MOSCOW — Evgenia Medvedeva has bugs in her head. At least that’s how the world’s top women’s figure skater calls the little demons and doubts that she needs for success.

Just 17 years of age and already a two-time world champion, the Russian prodigy cruised to victory in the season’s opening Grand Prix event Saturday, keeping her on course as favorite for the Olympic gold medal in February.

Despite her dominance, Medvedeva said she’s on an emotional tightrope every time she skates, and that’s how she likes it.

A devotee of old-fashioned self-motivation — she’s never worked with a sports psychologist — Medvedeva likes to skate with a few doubts and hang-ups, known colloquially in Russian as “bugs in your head.”

“You need these bugs because they make you disciplined,” she said Sunday. Without them, Medvedeva said she’d relax too much and make mistakes, but “too many of these bugs can cause you horrible problems too, when they start eating at you from inside.”

Medvedeva has kept her balance with consummate skill so far. She’s undefeated in almost two years.

Medvedeva is reluctant to discuss the Olympics, where she seems almost certain to be Russia’s top medal contender. Reigning champion Adelina Sotnikova isn’t skating this season citing injury, while Sochi’s breakout star Yulia Lipnitskaya has retired following battles with anorexia.

Asked about her No. 1 status on the Russian team, Medvedeva said simply: “For me, the main thing is not to think about it at all, just go out and do what I love to do.”
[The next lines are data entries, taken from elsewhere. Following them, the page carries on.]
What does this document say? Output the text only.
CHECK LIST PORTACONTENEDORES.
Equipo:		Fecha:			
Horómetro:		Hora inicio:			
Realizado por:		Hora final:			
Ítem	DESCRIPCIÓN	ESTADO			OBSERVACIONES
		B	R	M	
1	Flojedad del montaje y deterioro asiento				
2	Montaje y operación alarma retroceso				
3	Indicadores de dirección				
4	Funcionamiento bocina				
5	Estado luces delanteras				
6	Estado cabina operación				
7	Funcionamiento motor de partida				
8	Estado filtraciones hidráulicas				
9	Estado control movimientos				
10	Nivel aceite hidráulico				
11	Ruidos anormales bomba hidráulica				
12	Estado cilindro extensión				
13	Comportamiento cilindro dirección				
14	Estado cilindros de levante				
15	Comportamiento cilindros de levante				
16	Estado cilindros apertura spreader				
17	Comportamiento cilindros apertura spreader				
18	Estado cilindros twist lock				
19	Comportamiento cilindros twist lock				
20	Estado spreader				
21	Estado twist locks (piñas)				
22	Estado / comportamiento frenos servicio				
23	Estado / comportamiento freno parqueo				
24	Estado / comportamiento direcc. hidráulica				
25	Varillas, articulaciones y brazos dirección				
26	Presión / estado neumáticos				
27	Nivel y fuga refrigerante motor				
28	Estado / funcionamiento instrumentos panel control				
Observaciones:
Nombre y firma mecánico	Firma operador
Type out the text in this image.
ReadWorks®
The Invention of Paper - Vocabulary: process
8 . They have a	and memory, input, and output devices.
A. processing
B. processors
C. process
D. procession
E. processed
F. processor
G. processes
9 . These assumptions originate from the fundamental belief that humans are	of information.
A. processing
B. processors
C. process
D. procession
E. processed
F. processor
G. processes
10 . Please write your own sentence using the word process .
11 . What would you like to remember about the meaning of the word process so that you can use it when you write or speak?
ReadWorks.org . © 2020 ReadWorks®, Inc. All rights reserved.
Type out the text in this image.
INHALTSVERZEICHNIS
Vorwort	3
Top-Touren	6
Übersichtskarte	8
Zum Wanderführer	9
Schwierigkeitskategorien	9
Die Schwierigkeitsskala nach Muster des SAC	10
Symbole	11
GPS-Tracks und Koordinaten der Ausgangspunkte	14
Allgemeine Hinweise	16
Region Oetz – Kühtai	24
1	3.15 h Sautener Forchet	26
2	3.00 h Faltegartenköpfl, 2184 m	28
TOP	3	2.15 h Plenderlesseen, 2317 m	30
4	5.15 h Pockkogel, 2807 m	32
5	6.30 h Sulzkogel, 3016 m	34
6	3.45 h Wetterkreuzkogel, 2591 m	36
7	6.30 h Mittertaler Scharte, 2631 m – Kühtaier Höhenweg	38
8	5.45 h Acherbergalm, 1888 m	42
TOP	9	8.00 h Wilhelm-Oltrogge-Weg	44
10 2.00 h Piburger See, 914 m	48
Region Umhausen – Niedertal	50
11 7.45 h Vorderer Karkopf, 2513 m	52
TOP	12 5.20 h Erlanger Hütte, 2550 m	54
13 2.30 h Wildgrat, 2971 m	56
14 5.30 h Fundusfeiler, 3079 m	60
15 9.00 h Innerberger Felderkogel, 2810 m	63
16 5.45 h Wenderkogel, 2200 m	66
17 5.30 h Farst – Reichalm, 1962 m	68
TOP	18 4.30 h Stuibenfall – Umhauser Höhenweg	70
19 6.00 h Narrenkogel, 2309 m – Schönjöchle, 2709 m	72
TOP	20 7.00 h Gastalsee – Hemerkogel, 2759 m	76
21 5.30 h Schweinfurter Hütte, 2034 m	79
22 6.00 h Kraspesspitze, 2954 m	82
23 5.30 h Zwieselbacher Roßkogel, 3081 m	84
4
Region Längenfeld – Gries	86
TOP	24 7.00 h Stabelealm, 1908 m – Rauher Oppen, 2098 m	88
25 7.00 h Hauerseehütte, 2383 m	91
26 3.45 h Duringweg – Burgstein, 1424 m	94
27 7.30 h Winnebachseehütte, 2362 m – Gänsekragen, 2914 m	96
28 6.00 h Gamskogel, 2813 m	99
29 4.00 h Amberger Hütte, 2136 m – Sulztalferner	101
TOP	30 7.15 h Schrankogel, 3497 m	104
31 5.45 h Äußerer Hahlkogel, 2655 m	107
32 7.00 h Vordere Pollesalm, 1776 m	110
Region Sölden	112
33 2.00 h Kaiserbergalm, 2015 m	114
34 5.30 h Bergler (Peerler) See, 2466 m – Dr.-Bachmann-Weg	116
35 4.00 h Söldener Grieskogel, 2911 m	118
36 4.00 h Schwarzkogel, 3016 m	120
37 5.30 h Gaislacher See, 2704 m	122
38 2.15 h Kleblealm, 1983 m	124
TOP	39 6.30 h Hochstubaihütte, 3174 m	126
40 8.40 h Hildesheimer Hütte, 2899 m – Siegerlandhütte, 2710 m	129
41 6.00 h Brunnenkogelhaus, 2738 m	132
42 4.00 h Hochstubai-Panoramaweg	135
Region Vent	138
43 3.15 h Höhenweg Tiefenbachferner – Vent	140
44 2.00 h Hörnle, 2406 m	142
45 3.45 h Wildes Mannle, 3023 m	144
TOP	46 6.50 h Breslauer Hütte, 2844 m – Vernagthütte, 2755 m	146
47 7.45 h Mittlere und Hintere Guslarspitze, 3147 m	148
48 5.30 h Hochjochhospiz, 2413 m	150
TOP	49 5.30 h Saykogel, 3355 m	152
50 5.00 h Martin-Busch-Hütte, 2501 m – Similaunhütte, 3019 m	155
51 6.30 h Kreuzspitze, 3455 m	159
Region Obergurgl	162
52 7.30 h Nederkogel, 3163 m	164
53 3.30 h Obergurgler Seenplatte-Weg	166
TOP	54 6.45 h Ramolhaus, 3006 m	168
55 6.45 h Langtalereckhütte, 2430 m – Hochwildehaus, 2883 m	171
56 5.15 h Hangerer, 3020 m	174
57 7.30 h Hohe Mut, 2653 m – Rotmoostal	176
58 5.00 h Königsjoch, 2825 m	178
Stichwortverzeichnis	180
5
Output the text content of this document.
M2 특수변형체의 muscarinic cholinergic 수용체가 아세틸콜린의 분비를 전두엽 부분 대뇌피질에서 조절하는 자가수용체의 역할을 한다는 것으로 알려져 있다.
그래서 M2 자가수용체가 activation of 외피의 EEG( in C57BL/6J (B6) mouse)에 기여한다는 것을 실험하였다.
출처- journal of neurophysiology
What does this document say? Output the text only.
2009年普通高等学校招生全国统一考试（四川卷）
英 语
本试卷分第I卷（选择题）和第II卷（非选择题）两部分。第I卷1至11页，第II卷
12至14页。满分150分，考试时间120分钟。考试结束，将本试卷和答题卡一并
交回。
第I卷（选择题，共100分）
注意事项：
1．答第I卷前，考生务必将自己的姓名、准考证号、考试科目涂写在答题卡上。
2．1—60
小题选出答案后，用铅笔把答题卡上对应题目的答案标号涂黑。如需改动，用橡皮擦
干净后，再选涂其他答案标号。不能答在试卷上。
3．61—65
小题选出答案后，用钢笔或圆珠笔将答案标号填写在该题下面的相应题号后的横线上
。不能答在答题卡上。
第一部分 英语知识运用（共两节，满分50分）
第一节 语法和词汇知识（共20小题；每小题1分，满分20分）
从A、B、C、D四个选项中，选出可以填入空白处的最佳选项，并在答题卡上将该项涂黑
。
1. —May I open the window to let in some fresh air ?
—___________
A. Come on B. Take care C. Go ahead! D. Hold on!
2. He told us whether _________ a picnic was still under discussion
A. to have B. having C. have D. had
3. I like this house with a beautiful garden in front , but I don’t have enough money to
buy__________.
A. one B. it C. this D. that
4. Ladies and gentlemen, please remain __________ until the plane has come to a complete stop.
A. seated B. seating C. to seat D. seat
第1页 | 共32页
Off the ice, she’s an often light-hearted figure who jokes with teammates, practices intensely and enjoys South Korean pop music.

On it, she’s fiercely competitive and drawn to programs marked by passionate emotion — often with a dark side.

In her free program this season, Medvedeva takes on the role of Anna Karenina, the doomed heroine of the 19th-century Russian novel of the same name. The Karenina of the novel is a married woman and a mother, not to mention a literary icon, but Medvedeva says her youth is no barrier to taking on the role.

“If you go back to the time of Anna Karenina, when the novel was written, then if a girl’s already 25 or 26 and she’s unmarried, she’s considered a spinster,” Medvedeva said. “So I don’t think I’m not old enough, because I’m almost 18, and I can skate that character from within as she should be skated.”

Dramatic performances let you “skate your emotions to the fullest,” Medvedeva said Sunday. “I mean suffering, compassion, contemplation.”